Metode Hildreth-Lu akan menggunakan rho dari metode Cochrane-OOrcutt yang sebelumnya.
fit3 <- HoRM::hildreth.lu(df$ipm, df$tahun, fit2$rho)
## Registered S3 method overwritten by 'quantmod':
## method from
## as.zoo.data.frame zoo
summary(fit3)
##
## Call:
## lm(formula = y ~ x)
##
## Residuals:
## Min 1Q Median 3Q Max
## -0.18524 -0.15403 -0.03408 0.13616 0.24765
##
## Coefficients:
## Estimate Std. Error t value Pr(>|t|)
## (Intercept) -180.56944 33.81063 -5.341 0.000468 ***
## x 0.37512 0.06328 5.928 0.000221 ***
## ---
## Signif. codes: 0 '***' 0.001 '**' 0.01 '*' 0.05 '.' 0.1 ' ' 1
##
## Residual standard error: 0.1757 on 9 degrees of freedom
## Multiple R-squared: 0.7961, Adjusted R-squared: 0.7734
## F-statistic: 35.14 on 1 and 9 DF, p-value: 0.0002213
pred3 <- cbind(futureYear2, coef(fit3)[[1]]/(1 - fit2$rho) + coef(fit3)[[2]]*
futureYear2)
colnames(pred3) <- c('tahun', 'ipm')
pred3
## tahun ipm
## [1,] 2022 76.22225
## [2,] 2023 76.59737
## [3,] 2024 76.97249
## [4,] 2025 77.34761
## [5,] 2026 77.72273
## [6,] 2027 78.09785
## [7,] 2028 78.47297
## [8,] 2029 78.84809
## [9,] 2030 79.22322
## [10,] 2031 79.59834
## [11,] 2032 79.97346
## [12,] 2033 80.34858
## [13,] 2034 80.72370
## [14,] 2035 81.09882
plot(df, type = "l", main = "Hildreth-Lu Prediction", xlim = c(2010, 2035),
ylim = c(68, 82))
lines(rbind(df[dim(df)[1], ], pred3), col = "blue", lty = "dashed")
abline(v = 2032.5, h = 80, lty = "dotted")
Metode Hildreth-Lu rupanya menghasilkan prediksi yang tidak jauh berbeda dengan metode Cochrane-Orcutt di atas. Hasil prediksi juga sama, yaitu Bali akan mencapai poin ipm 80 pada tahun 2032 atau 2033. Bahkan hasil uji Durbin-Watson pun memiliki kesimpulan yang sama, yaitu sisaan tidak mengalami autokorelasi.
car::durbinWatsonTest(fit3)
## lag Autocorrelation D-W Statistic p-value
## 1 -0.1240508 2.130191 0.904
## Alternative hypothesis: rho != 0
Walaupun telah berhasil melalui uji autokorelasi, model regresi hasil penanganan juga harus berhasil melalui asumsi-asumsi lainnya. Asumsi yang akan diuji adalah normalitas menggunakan Shapiro-Wilkinson dan homoskedastisitas menggunakan Breusch-Pagan.
shapiro.test(fit2$residuals)
##
## Shapiro-Wilk normality test
##
## data: fit2$residuals
## W = 0.93952, p-value = 0.4919
shapiro.test(fit3$residuals)
##
## Shapiro-Wilk normality test
##
## data: fit3$residuals
## W = 0.89104, p-value = 0.1433
Model hasil penyesuaian Cochrane-Orcutt adalah fit2 dan Hildreth-Lu adalah fit3. Kedua model memiliki sisaan yang menyebar normal karena p-value > alpha.
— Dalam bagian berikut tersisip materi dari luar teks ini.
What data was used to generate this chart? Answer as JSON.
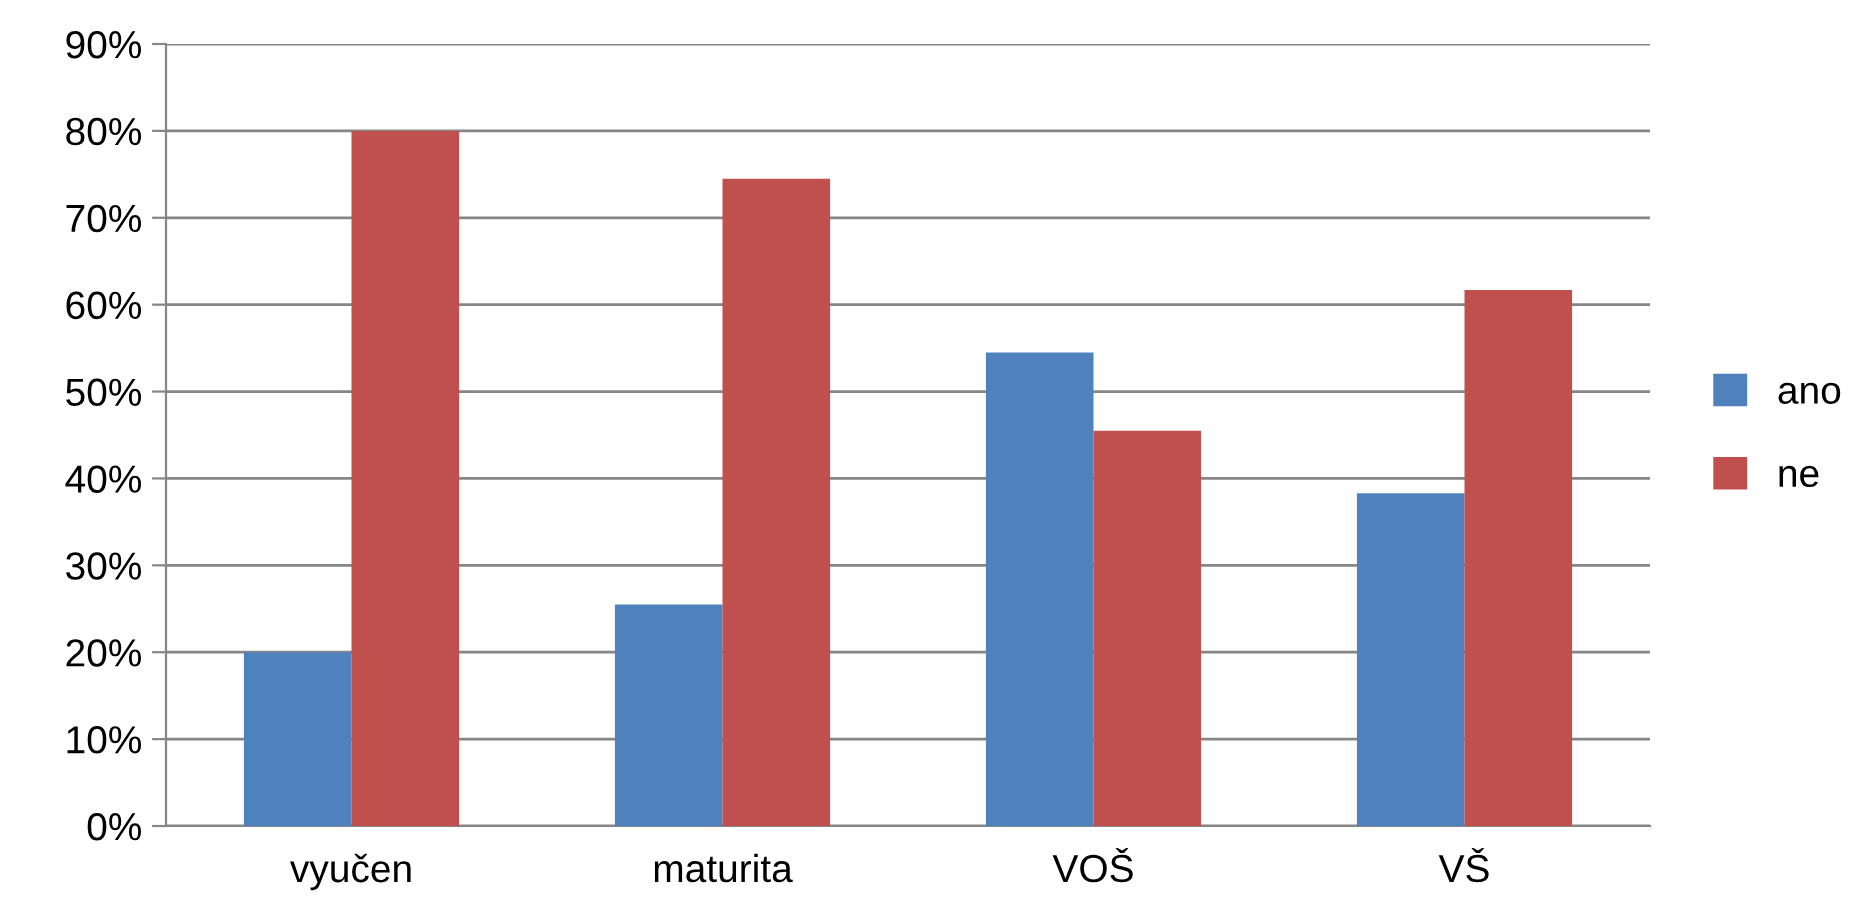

Akan tetapi, model Cochrane-Orcutt cenderung lebih menyerupai sebaran normal dibandingkan model Hildreth-Lu.
lmtest::bptest(fit2)
##
## studentized Breusch-Pagan test
##
## data: fit2
## BP = 2.8908, df = 1, p-value = 0.08909
lmtest::bptest(fit3)
##
## studentized Breusch-Pagan test
##
## data: fit3
## BP = 2.8908, df = 1, p-value = 0.08909
Secara uji formal, kedua model memiliki sisaan yang homoskedastis. Akan tetapi, secara eksploratif, kita dapat melihat bahwa sisaan model Hildreth-Lu terkesan cenderung lebih acak terhadap nilai amatannya dibandingkan Cochrane-Orcutt.
par(mfrow = c(1, 2))
plot(fit2$fitted.values, fit2$residuals, ylim = c(-3, 3)*sd(fit2$residuals),
main = "Sisaan Model Cochrane-Orcutt\ntiap Nilai Amatan")
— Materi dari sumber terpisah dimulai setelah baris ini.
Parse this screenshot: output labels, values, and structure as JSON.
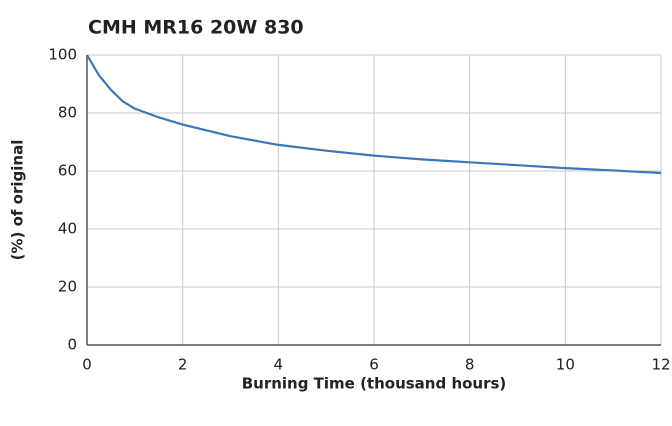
{
  "chart_data": {
    "type": "line",
    "title": "CMH MR16 20W 830",
    "x_label": "Burning Time (thousand hours)",
    "y_label": "(%) of original",
    "x": [
      0,
      0.25,
      0.5,
      0.75,
      1,
      1.5,
      2,
      3,
      4,
      5,
      6,
      7,
      8,
      9,
      10,
      11,
      12
    ],
    "series": [
      {
        "name": "CMH MR16 20W 830",
        "color": "#3a78b8",
        "values": [
          100,
          93,
          88,
          84,
          81.5,
          78.5,
          76,
          72,
          69,
          67,
          65.3,
          64,
          63,
          62,
          61,
          60.2,
          59.3
        ]
      }
    ],
    "xlim": [
      0,
      12
    ],
    "xticks": [
      0,
      2,
      4,
      6,
      8,
      10,
      12
    ],
    "ylim": [
      0,
      100
    ],
    "yticks": [
      0,
      20,
      40,
      60,
      80,
      100
    ],
    "grid": true
  }
}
abline(h = 0, col = "blue", lty = "dotted")
plot(fit3$fitted.values, fit3$residuals, ylim = c(-3, 3)*sd(fit3$residuals),
main = "Sisaan Model Hildreth-Lu\ntiap Nilai Amatan")
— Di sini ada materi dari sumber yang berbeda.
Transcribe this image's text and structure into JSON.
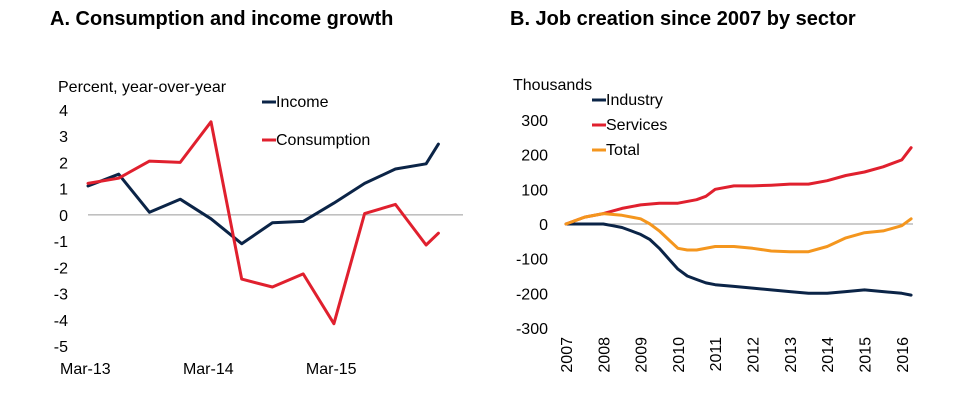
{
  "chart_data": [
    {
      "type": "line",
      "title": "A. Consumption and income growth",
      "ylabel": "Percent, year-over-year",
      "xlabel": "",
      "ylim": [
        -5,
        4
      ],
      "yticks": [
        4,
        3,
        2,
        1,
        0,
        -1,
        -2,
        -3,
        -4,
        -5
      ],
      "x_tick_labels": [
        "Mar-13",
        "Mar-14",
        "Mar-15"
      ],
      "x_tick_positions": [
        0,
        4,
        8
      ],
      "xlim": [
        0,
        12.2
      ],
      "zero_line": true,
      "legend_position": "top-right",
      "series": [
        {
          "name": "Income",
          "color": "#0b2447",
          "x": [
            0,
            1,
            2,
            3,
            4,
            5,
            6,
            7,
            8,
            9,
            10,
            11,
            11.4
          ],
          "values": [
            1.1,
            1.55,
            0.1,
            0.6,
            -0.15,
            -1.1,
            -0.3,
            -0.25,
            0.45,
            1.2,
            1.75,
            1.95,
            2.7
          ]
        },
        {
          "name": "Consumption",
          "color": "#e0202e",
          "x": [
            0,
            1,
            2,
            3,
            4,
            5,
            6,
            7,
            8,
            9,
            10,
            11,
            11.4
          ],
          "values": [
            1.2,
            1.4,
            2.05,
            2.0,
            3.55,
            -2.45,
            -2.75,
            -2.25,
            -4.15,
            0.05,
            0.4,
            -1.15,
            -0.7
          ]
        }
      ]
    },
    {
      "type": "line",
      "title": "B. Job creation since 2007 by sector",
      "ylabel": "Thousands",
      "xlabel": "",
      "ylim": [
        -300,
        300
      ],
      "yticks": [
        300,
        200,
        100,
        0,
        -100,
        -200,
        -300
      ],
      "x_tick_labels": [
        "2007",
        "2008",
        "2009",
        "2010",
        "2011",
        "2012",
        "2013",
        "2014",
        "2015",
        "2016"
      ],
      "x_tick_positions": [
        2007,
        2008,
        2009,
        2010,
        2011,
        2012,
        2013,
        2014,
        2015,
        2016
      ],
      "xlim": [
        2007,
        2016.3
      ],
      "zero_line": true,
      "legend_position": "top-left",
      "series": [
        {
          "name": "Industry",
          "color": "#0b2447",
          "x": [
            2007,
            2007.5,
            2008,
            2008.25,
            2008.5,
            2008.75,
            2009,
            2009.25,
            2009.5,
            2009.75,
            2010,
            2010.25,
            2010.5,
            2010.75,
            2011,
            2011.5,
            2012,
            2012.5,
            2013,
            2013.5,
            2014,
            2014.5,
            2015,
            2015.5,
            2016,
            2016.25
          ],
          "values": [
            0,
            0,
            0,
            -5,
            -10,
            -20,
            -30,
            -45,
            -70,
            -100,
            -130,
            -150,
            -160,
            -170,
            -175,
            -180,
            -185,
            -190,
            -195,
            -200,
            -200,
            -195,
            -190,
            -195,
            -200,
            -205
          ]
        },
        {
          "name": "Services",
          "color": "#e0202e",
          "x": [
            2007,
            2007.5,
            2008,
            2008.5,
            2009,
            2009.5,
            2010,
            2010.5,
            2010.75,
            2011,
            2011.5,
            2012,
            2012.5,
            2013,
            2013.5,
            2014,
            2014.5,
            2015,
            2015.5,
            2016,
            2016.25
          ],
          "values": [
            0,
            20,
            30,
            45,
            55,
            60,
            60,
            70,
            80,
            100,
            110,
            110,
            112,
            115,
            115,
            125,
            140,
            150,
            165,
            185,
            220
          ]
        },
        {
          "name": "Total",
          "color": "#f4961e",
          "x": [
            2007,
            2007.5,
            2008,
            2008.5,
            2009,
            2009.25,
            2009.5,
            2009.75,
            2010,
            2010.25,
            2010.5,
            2011,
            2011.5,
            2012,
            2012.5,
            2013,
            2013.5,
            2014,
            2014.5,
            2015,
            2015.5,
            2016,
            2016.25
          ],
          "values": [
            0,
            20,
            30,
            25,
            15,
            0,
            -20,
            -45,
            -70,
            -75,
            -75,
            -65,
            -65,
            -70,
            -78,
            -80,
            -80,
            -65,
            -40,
            -25,
            -20,
            -5,
            15
          ]
        }
      ]
    }
  ]
}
abline(h = 0, col = "blue", lty = "dotted")
Regresi linier yang mengalami autokorelasi dapat ditangani menggunakan metode Cochrane-Orcutt dan Hildreth-Lu. Kedua metode saling berhubungan dan hasil prediksinya kurang lebih sama, yaitu Provinsi Bali kemungkinan besar akan mencapai IPM sebesar 80 pada tahun 2032 atau 2033.